Ieri 23 dicembre 2025 è stata presentata ufficialmente, presso le Scuderie di Palazzo Sansevero, l’opera “Parthenope”, una scultura di grande impatto visivo e simbolico firmata dal maestro napoletano Lello Esposito, uno degli artisti più significativi dell’arte contemporanea italiana: un nuovo simbolo artistico per Napoli che guarda al suo passato millenario e, al tempo stesso, invita alla speranza per il futuro. Secondo la leggenda, Partenope era una delle sirene che tentarono di ammaliare Ulisse con il loro canto. Fallito l’incantesimo, la sirena si lasciò morire per il dolore e il suo corpo fu trasportato dalle onde fino alle coste del Golfo, dove oggi sorge Napoli. Qui venne sepolta e venerata dagli abitanti del luogo, che diedero il suo nome alla prima città: Parthenope, da cui nacque Neapolis “la città nuova”.

La scultura, realizzata in alluminio e concepita per celebrare i 2.500 anni dalla fondazione di Napoli, realizzata come abbiamo visto da Lello Esposito, rappresenta un  legame con il Premio Giornalistico Matilde Serao di Carinola (Caserta) poiché è lo stesso artista che da anni realizza la statuetta/scultura originale diventata simbolo visivo della manifestazione, e che viene assegnato al Premio Giornalistico “Matilde Serao” di Carinola, un riconoscimento dedicato alla figura della scrittrice e giornalista italiana della Belle Époque e annualmente assegnato a una delle eccellenze nel giornalismo femminile. L’opera di Esposito, accompagna idealmente questo premio che celebra le voci del giornalismo nazionale e il valore della professione.

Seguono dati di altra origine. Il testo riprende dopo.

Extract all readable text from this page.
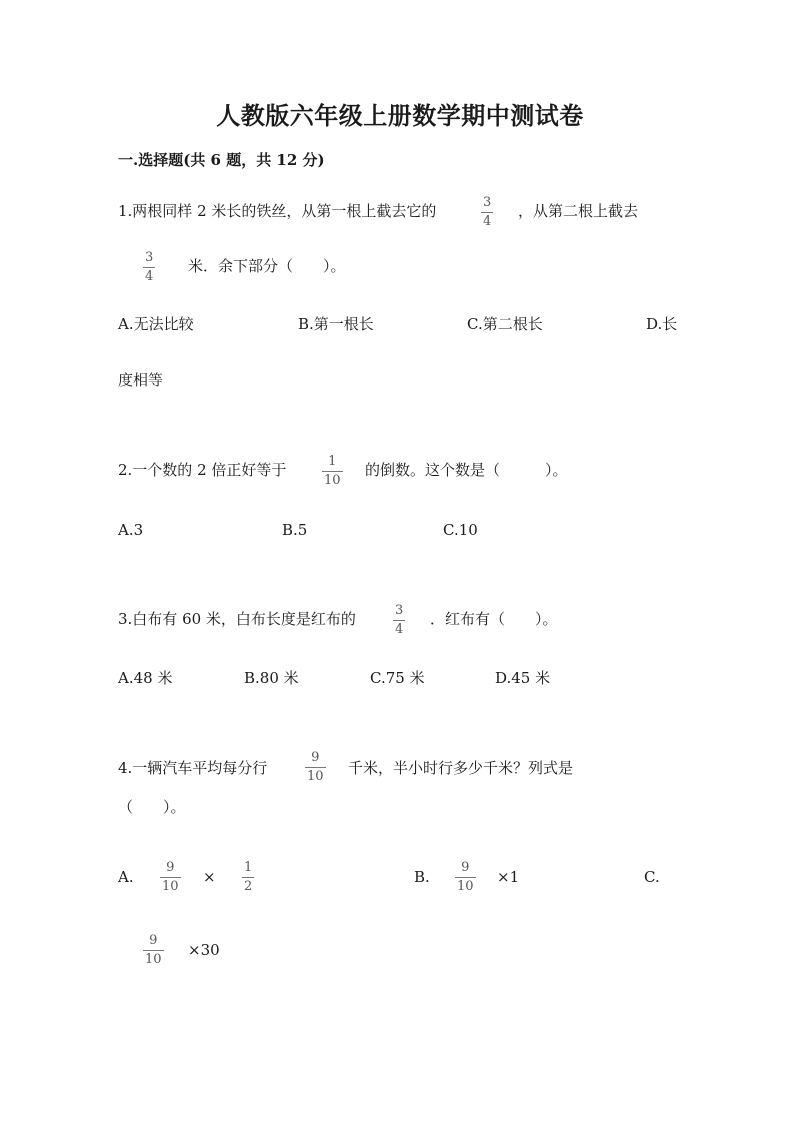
人教版六年级上册数学期中测试卷
一.选择题(共 6 题，共 12 分)
1.两根同样 2 米长的铁丝，从第一根上截去它的	3
4
，从第二根上截去
3
4
米．余下部分（　　）。
A.无法比较	B.第一根长	C.第二根长	D.长
度相等
2.一个数的 2 倍正好等于	1
10
的倒数。这个数是（　　　）。
A.3	B.5	C.10
3.白布有 60 米，白布长度是红布的	3
4
．红布有（　　）。
A.48 米	B.80 米	C.75 米	D.45 米
4.一辆汽车平均每分行
9
10 千米，半小时行多少千米？列式是
（　　）。
A.
9
10
×
1
2
B.
9
10
×1	C.
9
10
×30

La figura mitologica della sirena Partenope, la leggendaria creatura cui la città deve il suo nome, è stata reinterpretata con un linguaggio visivo fortemente contemporaneo e, dobbiamo dire, probabilmente molto più aderente al vero, infatti la Sirena a quanto pare aveva piume di uccello a differenza dell’immagine tradizionale con coda di pesce. Esposito sceglie un corpo antropomorfo che fonde tratti femminili di ispirazione classica con elementi aviari: la parte inferiore richiama un gallo, simbolo di speranza, rinascita e risveglio, e le zampe ricordano un Vesuvio rovesciato, richiamando in modo poderoso l’identità partenopea. L’opera è destinata a essere collocata sul Monte Echia, il promontorio che secondo la tradizione ospitò il primo insediamento di quella che sarebbe poi diventata Neapolis, e luogo simbolico per riscoprire le radici antiche della città.

Nato a Napoli nel 1957, Lello Esposito si è imposto nel panorama artistico per la sua capacità di reinterpretare l’iconografia popolare partenopea, dal Pulcinella al Vesuvio, dagli oggetti simbolici come il corno portafortuna ai grandi miti del territorio, fondendo tradizione e contemporaneità in un linguaggio riconoscibile e originale. Nel corso della sua carriera Esposito ha spesso creato opere che celebrano Napoli e la sua cultura: la sirena Parthenope, figura arcaica alla base della leggenda fondativa della città, rientra pienamente in questo percorso, trasformando un mito classico in un messaggio di vitalità e identità collettiva e, grazie alla sua attenzione all’attualità e all’informazione, anche la statuetta/scultura del Premio Giornalistico “Matilde Serao” di Carinola.